So you have a killer idea and want to take your shot at becoming an entrepreneur? Granted, your success or failure will largely depend on the quality of your business plan and your ability to execute it, but several seemingly small decisions made when your vision is but a dream can come back to haunt you should your venture prove to be a success.
When you first start up your company, you will have to choose the type of corporate structure it will be governed by. At this stage, many aspiring entrepreneurs are on a shoestring budget and can not avail themselves to the advice of a quality tax attorney. If you’re attempting to decide upon a corporate structure without the benefit of advice from a professional, there are several salient factors which should guide your decision. The three main options for your new company is to make it a “C” corporation, an “S” corp, or a “limited liability company” (LLC).
A “C corp” is a corporate entity which pays its own taxes. Unlike an S corp or LLC, profits from a C corp do not flow through to the owner(s). The vast majority of public companies are C corp’s as are most large corporations. From an entrepreneur’s viewpoint, there are several benefits of a C corp — but one large drawback. The first benefit is that a C corp can deduct fully the cost of the company owner’s health insurance, whereas an S corp or LLC forces the owner to report paid health insurance as a benefit thus paying taxes on it.
The second benefit of a C corp is that your effective tax rate could be much lower than with an S corp or LLC if you plan to leave $50,000 – $100,000 a year in earnings within the company to help it grow. Currently, C corp’s only pay 15% tax on the first $50,000 in earnings. S corp’s and LLC’s entail tax at the earned income rate which varies depending upon your tax bracket — but you can plan on it being at least 25% if your company thrives.
The final benefit of a C corp is in the scenario where you might lose a lot of money during the initial year(s) before your company becomes profitable. A C corp structure allows you to carry forward the loss indefinitely, so you will eventually be able to claim it against profits when they finally occur. An S corp or LLC has the loss pass through to you, and if you do not have personal income that year to deduct it against, then it is lost forever — which could cost you tens of thousands of dollars in additional future taxes.
As to the drawback of a C corp, this relates to a scenario where your company is a huge success. As indicated, C corp’s pay their own taxes on an ascending scale based upon profits. If the company is making into the six figures, then its tax rate will be right at 35%. Then, if you desire to send the money to yourself it must come in the form of dividends. You again pay tax on these dividends at a current rate of 15% — and insiders predict these will soon go up to 20%. Therefore, a C corp entails double taxation — 35% off the top, and then 15%-20% again of what is paid out to you.

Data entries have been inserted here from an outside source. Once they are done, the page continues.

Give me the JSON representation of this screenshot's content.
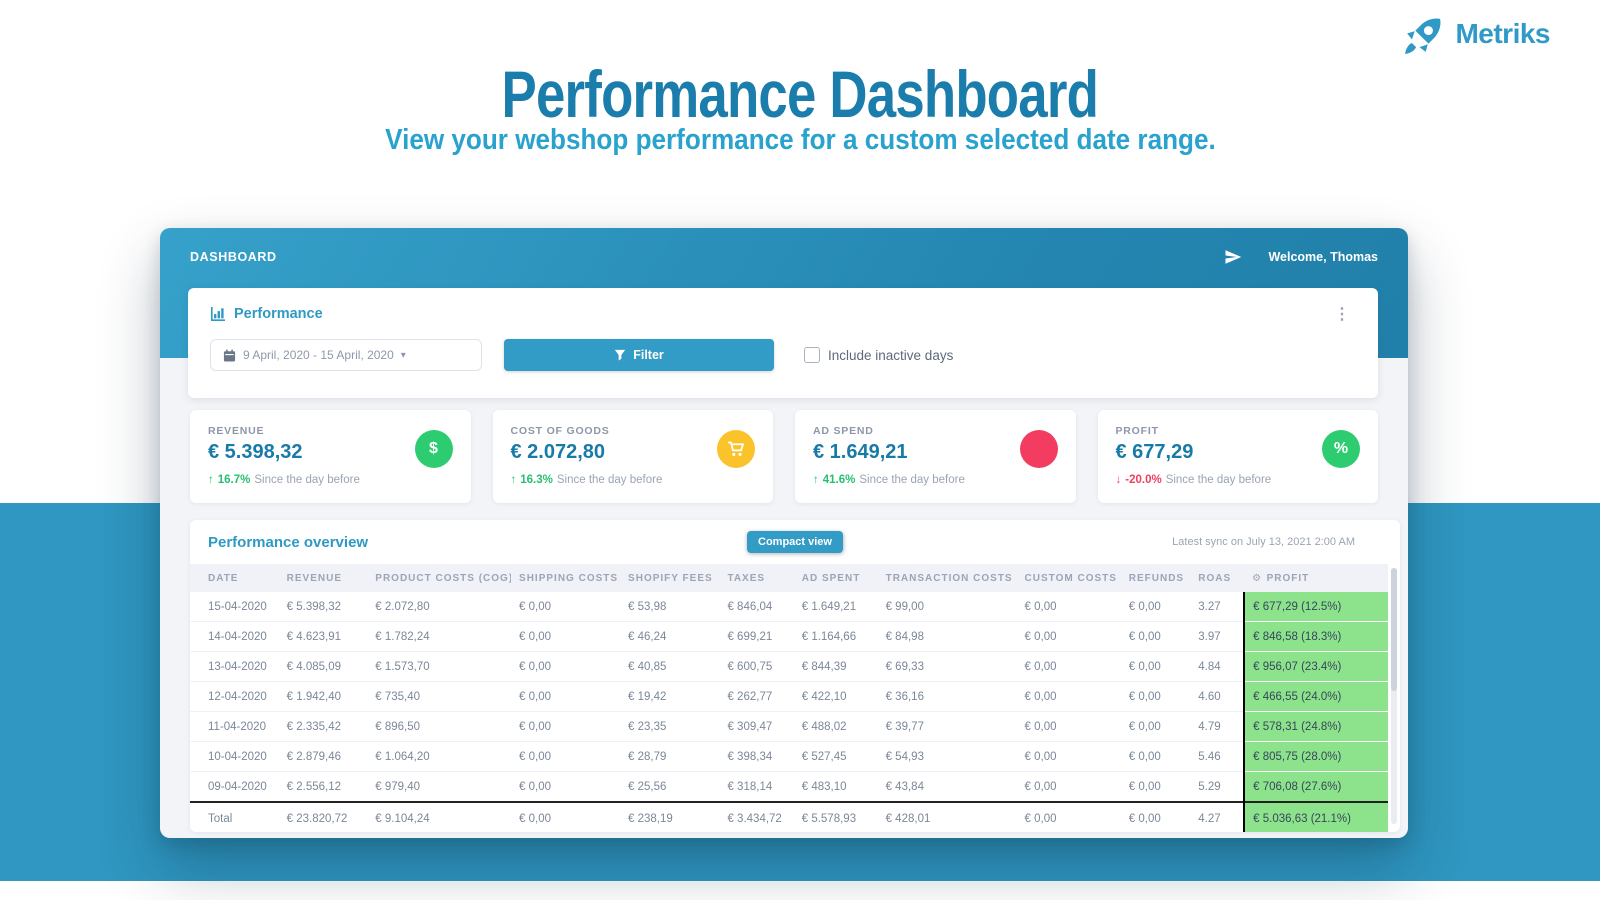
{
  "brand": {
    "name": "Metriks"
  },
  "hero": {
    "title": "Performance Dashboard",
    "subtitle": "View your webshop performance for a custom selected date range."
  },
  "navbar": {
    "title": "DASHBOARD",
    "welcome": "Welcome, Thomas"
  },
  "filter_panel": {
    "title": "Performance",
    "date_range": "9 April, 2020 - 15 April, 2020",
    "filter_label": "Filter",
    "include_label": "Include inactive days"
  },
  "kpis": [
    {
      "label": "REVENUE",
      "value": "€ 5.398,32",
      "delta": "16.7%",
      "direction": "up",
      "note": "Since the day before",
      "icon": "dollar",
      "icon_bg": "#2ecc71"
    },
    {
      "label": "COST OF GOODS",
      "value": "€ 2.072,80",
      "delta": "16.3%",
      "direction": "up",
      "note": "Since the day before",
      "icon": "cart",
      "icon_bg": "#fbc32b"
    },
    {
      "label": "AD SPEND",
      "value": "€ 1.649,21",
      "delta": "41.6%",
      "direction": "up",
      "note": "Since the day before",
      "icon": "circle",
      "icon_bg": "#f23d60"
    },
    {
      "label": "PROFIT",
      "value": "€ 677,29",
      "delta": "-20.0%",
      "direction": "down",
      "note": "Since the day before",
      "icon": "percent",
      "icon_bg": "#2ecc71"
    }
  ],
  "overview": {
    "title": "Performance overview",
    "compact_label": "Compact view",
    "sync": "Latest sync on July 13, 2021 2:00 AM"
  },
  "table": {
    "columns": [
      "DATE",
      "REVENUE",
      "PRODUCT COSTS (COG)",
      "SHIPPING COSTS",
      "SHOPIFY FEES",
      "TAXES",
      "AD SPENT",
      "TRANSACTION COSTS",
      "CUSTOM COSTS",
      "REFUNDS",
      "ROAS",
      "PROFIT"
    ],
    "rows": [
      [
        "15-04-2020",
        "€ 5.398,32",
        "€ 2.072,80",
        "€ 0,00",
        "€ 53,98",
        "€ 846,04",
        "€ 1.649,21",
        "€ 99,00",
        "€ 0,00",
        "€ 0,00",
        "3.27",
        "€ 677,29 (12.5%)"
      ],
      [
        "14-04-2020",
        "€ 4.623,91",
        "€ 1.782,24",
        "€ 0,00",
        "€ 46,24",
        "€ 699,21",
        "€ 1.164,66",
        "€ 84,98",
        "€ 0,00",
        "€ 0,00",
        "3.97",
        "€ 846,58 (18.3%)"
      ],
      [
        "13-04-2020",
        "€ 4.085,09",
        "€ 1.573,70",
        "€ 0,00",
        "€ 40,85",
        "€ 600,75",
        "€ 844,39",
        "€ 69,33",
        "€ 0,00",
        "€ 0,00",
        "4.84",
        "€ 956,07 (23.4%)"
      ],
      [
        "12-04-2020",
        "€ 1.942,40",
        "€ 735,40",
        "€ 0,00",
        "€ 19,42",
        "€ 262,77",
        "€ 422,10",
        "€ 36,16",
        "€ 0,00",
        "€ 0,00",
        "4.60",
        "€ 466,55 (24.0%)"
      ],
      [
        "11-04-2020",
        "€ 2.335,42",
        "€ 896,50",
        "€ 0,00",
        "€ 23,35",
        "€ 309,47",
        "€ 488,02",
        "€ 39,77",
        "€ 0,00",
        "€ 0,00",
        "4.79",
        "€ 578,31 (24.8%)"
      ],
      [
        "10-04-2020",
        "€ 2.879,46",
        "€ 1.064,20",
        "€ 0,00",
        "€ 28,79",
        "€ 398,34",
        "€ 527,45",
        "€ 54,93",
        "€ 0,00",
        "€ 0,00",
        "5.46",
        "€ 805,75 (28.0%)"
      ],
      [
        "09-04-2020",
        "€ 2.556,12",
        "€ 979,40",
        "€ 0,00",
        "€ 25,56",
        "€ 318,14",
        "€ 483,10",
        "€ 43,84",
        "€ 0,00",
        "€ 0,00",
        "5.29",
        "€ 706,08 (27.6%)"
      ]
    ],
    "total": [
      "Total",
      "€ 23.820,72",
      "€ 9.104,24",
      "€ 0,00",
      "€ 238,19",
      "€ 3.434,72",
      "€ 5.578,93",
      "€ 428,01",
      "€ 0,00",
      "€ 0,00",
      "4.27",
      "€ 5.036,63 (21.1%)"
    ]
  },
  "colors": {
    "band": "#2f97c1",
    "title": "#1b7dab",
    "subtitle": "#29a2ce",
    "accent_blue": "#2e9ac4",
    "positive": "#26bf70",
    "negative": "#ee3f60",
    "kpi_green": "#2ecc71",
    "kpi_yellow": "#fbc32b",
    "kpi_red": "#f23d60",
    "profit_bg": "#8ce38c"
  }
}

As indicated, profits earned by a company organized as an S corp or LLC “pass through” to the owner. This means that the company itself pays no taxes, but you are personally assessed tax liability — at your usual rate — for the earnings of the company. Consequently, with an S corp or LLC the money made by the company is treated no differently than money you make as an employee or entrepreneur.
In terms of taxes, S corps are identical to LLC’s. The difference relates to who is allowed to own them. S corp owners are limited to U.S. citizens, and only actual people — not other companies — can be owners. A LLC allows foreign owners along with corporate owners.

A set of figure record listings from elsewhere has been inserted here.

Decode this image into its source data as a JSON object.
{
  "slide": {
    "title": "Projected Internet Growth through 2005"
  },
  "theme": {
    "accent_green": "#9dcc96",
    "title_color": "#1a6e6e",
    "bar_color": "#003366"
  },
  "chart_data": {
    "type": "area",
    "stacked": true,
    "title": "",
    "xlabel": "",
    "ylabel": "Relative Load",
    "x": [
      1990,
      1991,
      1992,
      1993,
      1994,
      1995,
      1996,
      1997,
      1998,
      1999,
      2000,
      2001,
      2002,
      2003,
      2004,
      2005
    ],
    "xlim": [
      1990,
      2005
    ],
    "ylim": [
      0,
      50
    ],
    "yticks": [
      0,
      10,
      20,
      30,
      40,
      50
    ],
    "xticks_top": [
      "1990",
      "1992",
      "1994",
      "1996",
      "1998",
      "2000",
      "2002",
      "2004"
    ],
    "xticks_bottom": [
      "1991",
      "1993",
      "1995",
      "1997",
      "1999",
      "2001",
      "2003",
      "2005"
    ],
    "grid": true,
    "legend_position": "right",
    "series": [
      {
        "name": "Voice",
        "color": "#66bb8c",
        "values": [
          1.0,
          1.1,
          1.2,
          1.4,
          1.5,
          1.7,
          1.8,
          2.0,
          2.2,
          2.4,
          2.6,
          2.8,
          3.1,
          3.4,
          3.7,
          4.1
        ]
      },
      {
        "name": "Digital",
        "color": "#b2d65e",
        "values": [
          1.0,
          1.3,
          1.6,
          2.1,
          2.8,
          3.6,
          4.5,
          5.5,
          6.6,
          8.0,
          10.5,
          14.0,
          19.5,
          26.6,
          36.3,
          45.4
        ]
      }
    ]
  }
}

Whichever structure you select, make sure you hire a qualified accountant to actually do your first year’s taxes when they are due. Mistakes in this arena can prove deadly. Furthermore, a good accountant or tax attorney could potentially fix any problems you made forming the company — and the damage can be greatly limited if it is before you file your first corporate tax return. If you must skip the expense and form the company yourself online at the very start, then plan to incur this expense at the end of your first year of operation.
If you’re an aspiring entrepreneur, the most important step is the first one. Don’t let the complexities of corporate structures be an obstacle — a little research and several online legal form sites can make it relatively painless. Hopefully the above advice helps at least one HardyMag reader live out his entrepreneurial dreams.